Take the Carolina game for example. When I looked at the upcoming schedules during the games the Sunday before, I figured that Carolina -7 would be about right against the Bucs. Carolina had potential and was underachieving in my mind, while Tampa Bay was just a disaster and was going to stay that way as long as Chris Simms was taking snaps (not that the backups are any better).
When the line opened up at Carolina -1 I jumped all over it. I was willing to give up the ability to see what happened with the teams over the week (injuries, roster moves, etc.), because the number was so far below what I was comfortable with, and it was below that important field goal difference. By early Monday morning the line was at -3. Carolina won by two, so I won on a game I really liked by betting early, but most people lost by making the same bet later on.

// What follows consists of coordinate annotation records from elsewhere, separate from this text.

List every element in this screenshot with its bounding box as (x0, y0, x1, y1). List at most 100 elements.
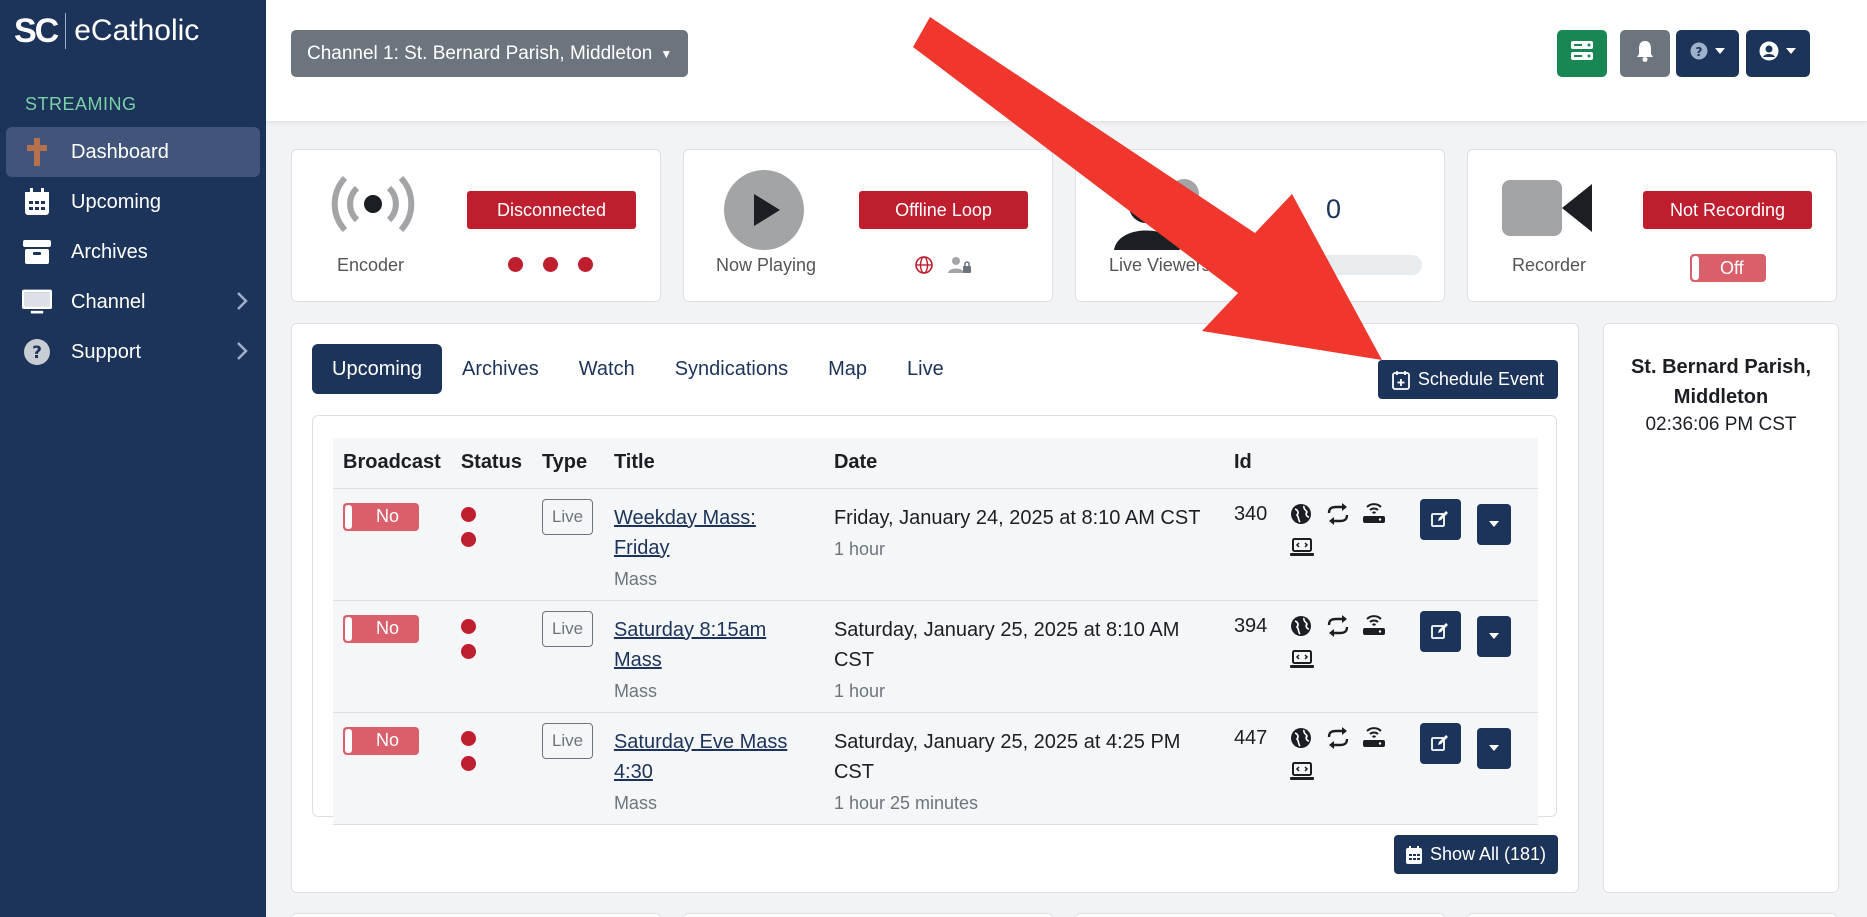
schedule-event-button[interactable]: Schedule Event (1377, 360, 1558, 399)
recorder-toggle-label: Off (1720, 257, 1744, 278)
play-circle-icon[interactable] (724, 170, 804, 255)
column-header-title[interactable]: Title (603, 438, 824, 489)
live-viewers-progress (1252, 255, 1422, 275)
sidebar: SC eCatholic STREAMING Dashboard Upcomin… (0, 0, 266, 917)
event-category: Mass (613, 792, 657, 813)
schedule-event-label: Schedule Event (1417, 369, 1544, 389)
caret-down-icon: ▼ (660, 46, 673, 61)
sidebar-item-archives[interactable]: Archives (6, 227, 260, 277)
column-header-broadcast[interactable]: Broadcast (333, 438, 451, 489)
event-title-link[interactable]: Saturday 8:15am Mass (614, 615, 814, 675)
broadcast-toggle-label: No (376, 506, 400, 526)
tab-live[interactable]: Live (887, 344, 964, 394)
status-dot (460, 618, 476, 634)
embed-icon (1289, 761, 1326, 787)
sidebar-item-label: Support (71, 340, 142, 363)
server-button[interactable] (1557, 30, 1607, 77)
tab-upcoming[interactable]: Upcoming (312, 344, 443, 394)
toggle-knob (345, 616, 352, 641)
table-header-row: Broadcast Status Type Title Date Id (333, 438, 1538, 489)
sidebar-item-upcoming[interactable]: Upcoming (6, 177, 260, 227)
users-icon (1104, 170, 1214, 255)
notifications-button[interactable] (1620, 30, 1670, 77)
broadcast-toggle[interactable]: No (343, 502, 419, 531)
globe-icon (1290, 503, 1326, 531)
broadcast-toggle[interactable]: No (343, 726, 419, 755)
events-table: Broadcast Status Type Title Date Id No L… (333, 438, 1538, 825)
embed-icon (1289, 537, 1326, 563)
now-playing-card: Now Playing Offline Loop (683, 149, 1053, 302)
bottom-card (683, 913, 1053, 917)
user-circle-icon (1759, 41, 1797, 66)
event-menu-dropdown[interactable] (1476, 615, 1511, 657)
event-title-link[interactable]: Saturday Eve Mass 4:30 (614, 727, 814, 787)
event-feature-icons (1289, 502, 1400, 563)
now-playing-status-badge: Offline Loop (859, 191, 1028, 229)
status-dot (460, 730, 476, 746)
edit-event-button[interactable] (1419, 610, 1461, 652)
event-date: Saturday, January 25, 2025 at 8:10 AM CS… (833, 618, 1180, 671)
broadcast-toggle-label: No (376, 618, 400, 638)
status-dot (460, 506, 476, 522)
column-header-status[interactable]: Status (450, 438, 532, 489)
chevron-right-icon (236, 341, 248, 367)
event-feature-icons (1289, 726, 1400, 787)
caret-down-icon (1488, 745, 1499, 751)
recorder-label: Recorder (1512, 255, 1587, 275)
edit-event-button[interactable] (1419, 722, 1461, 764)
toggle-knob (345, 728, 352, 753)
edit-event-button[interactable] (1419, 498, 1461, 540)
table-row: No Live Saturday Eve Mass 4:30 Mass Satur… (333, 712, 1538, 825)
type-badge: Live (541, 722, 594, 759)
show-all-label: Show All (181) (1429, 844, 1546, 864)
sidebar-item-support[interactable]: ? Support (6, 327, 260, 377)
server-icon (1571, 41, 1593, 66)
monitor-icon (22, 287, 52, 317)
show-all-button[interactable]: Show All (181) (1393, 835, 1558, 874)
calendar-icon (22, 187, 52, 217)
sidebar-item-channel[interactable]: Channel (6, 277, 260, 327)
event-title-link[interactable]: Weekday Mass: Friday (614, 503, 814, 563)
status-dot (460, 643, 476, 659)
event-menu-dropdown[interactable] (1476, 503, 1511, 545)
column-header-actions (1409, 438, 1538, 489)
channel-select-button[interactable]: Channel 1: St. Bernard Parish, Middleton… (291, 30, 689, 77)
svg-text:?: ? (32, 343, 42, 363)
router-icon (1362, 726, 1398, 755)
topbar: Channel 1: St. Bernard Parish, Middleton… (266, 0, 1867, 122)
tab-map[interactable]: Map (808, 344, 887, 394)
event-feature-icons (1289, 614, 1400, 675)
event-date: Saturday, January 25, 2025 at 4:25 PM CS… (833, 730, 1181, 783)
caret-down-icon (1488, 633, 1499, 639)
column-header-date[interactable]: Date (823, 438, 1224, 489)
sidebar-item-label: Archives (71, 240, 148, 263)
user-menu-button[interactable] (1746, 30, 1810, 77)
table-row: No Live Saturday 8:15am Mass Mass Saturda… (333, 600, 1538, 713)
tab-syndications[interactable]: Syndications (655, 344, 808, 394)
event-menu-dropdown[interactable] (1476, 727, 1511, 769)
event-category: Mass (613, 680, 657, 701)
column-header-id[interactable]: Id (1223, 438, 1280, 489)
broadcast-icon (327, 174, 419, 239)
bottom-card (1467, 913, 1837, 917)
event-id: 447 (1233, 726, 1268, 749)
status-dot (578, 257, 593, 272)
type-badge: Live (541, 498, 594, 535)
sidebar-item-dashboard[interactable]: Dashboard (6, 127, 260, 177)
edit-icon (1431, 511, 1449, 527)
column-header-type[interactable]: Type (531, 438, 604, 489)
channel-local-time: 02:36:06 PM CST (1645, 414, 1797, 435)
broadcast-toggle[interactable]: No (343, 614, 419, 643)
help-menu-button[interactable]: ? (1676, 30, 1739, 77)
live-viewers-count: 0 (1326, 194, 1342, 224)
tab-watch[interactable]: Watch (559, 344, 655, 394)
recorder-toggle[interactable]: Off (1690, 254, 1766, 282)
brand-logo[interactable]: SC eCatholic (0, 0, 266, 62)
tab-archives[interactable]: Archives (442, 344, 559, 394)
user-lock-icon (948, 256, 972, 279)
repeat-icon (1326, 614, 1362, 643)
caret-down-icon (1488, 521, 1499, 527)
channel-select-label: Channel 1: St. Bernard Parish, Middleton (307, 42, 653, 64)
event-tabs: Upcoming Archives Watch Syndications Map… (312, 344, 964, 394)
table-row: No Live Weekday Mass: Friday Mass Friday,… (333, 488, 1538, 601)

Decide which way the line is likely to move - By determining which team you favor in games you feel strongly about early on, you have the luxury of deciding which way the spread is likely to move, and you can decide whether you are better off betting now or waiting. In the Texas game, the Longhorns opened as 20-point favorites. With the loyalty to Texas, and the lack of appeal of Iowa State, you could be fairly confident that that spread was going to get bigger. If you like Texas, then, it makes sense to get in early, while Iowa State backers would want to wait until the last minute. As it turned out that game swung from a Texas cover to an Iowa State cover sometime on Monday.
Set a threshold - By setting your own line, or at least analyzing the game, you can have an idea of what spread you would be willing to accept. Then you can wait to see if the spread moves to where you need it to be in order to make a wager.
There were two examples of this for me last weekend. As a huge Michigan fan I look to play them every week if I can, but I am careful because they aren't great at covering the spread. I was certain they would beat Wisconsin, but the Badgers were good enough and the Michigan offense is hot and cold, so I wasn't willing to give Wisconsin two touchdowns or more. It opened at Michigan -14, but by Thursday it was down to -13, then -13.5 on Friday before bouncing back up to -14. When it fell below my personal 14-point threshold I jumped and avoided a push.
In the Notre Dame game, I thought the Irish would bounce back from their thrashing, but I thought it would be close, and I only liked the game if I could win my bet if the Irish won by a field goal. The line dropped to Notre Dame -2.5 on Thursday and Friday. The important thing here, though, is have the discipline to stay off the game if it doesn't move where you want it to.
Shop around - Don't just get stuck looking at one book's odds. It's not a perfect market, so different books move their lines at different times. Shopping around when you have made your decision can often yield you the extra half point or more than can sometimes make the difference between winning and losing.